Well, I see that our embarrassing legislators have given committee approval to the “let’s target brown folks” bill–aka “immigration enforcement.” Much like the widely criticized Arizona law after which it was modeled, the measure would allow police to stop people and demand proof that they are in the country legally if there is “probable cause” to question their immigration status. “Probable cause” includes failure to speak English, a provision that led a snarky friend of mine to suggest that people in southern Indiana should start carrying their birth certificates.
How would you prove that you are a citizen, or otherwise legally entitled to be in the United States, if you were stopped? Those of us with passports could start carrying them everywhere, I suppose. Or we could carry birth certificates. A driver’s license isn’t considered proof.
Since the sponsors of this bill insist it does not depend on profiling or skin color, we would all need to carry “official papers” of some sort in case we were stopped. And that is ironic, although I’m sure it is an irony that escapes our intrepid lawmakers.

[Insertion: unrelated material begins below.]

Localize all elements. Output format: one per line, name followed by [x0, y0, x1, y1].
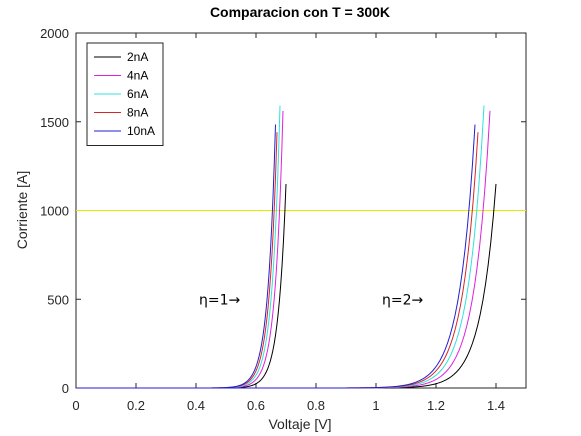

When my oldest grandson was twelve or thirteen, my husband took him to New York’s Ellis Island. The museum of immigration had a wonderful interactive display, showcasing the history of those who came to America and the reasons they left their homelands. What made the deepest impression on our grandson was the number of people who left their original homes because they were required to have “papers” on them at all times, required to prove their right to walk the streets of the cities in which they lived. He found such a requirement incomprehensible.
I hope he has his papers. He tans easily.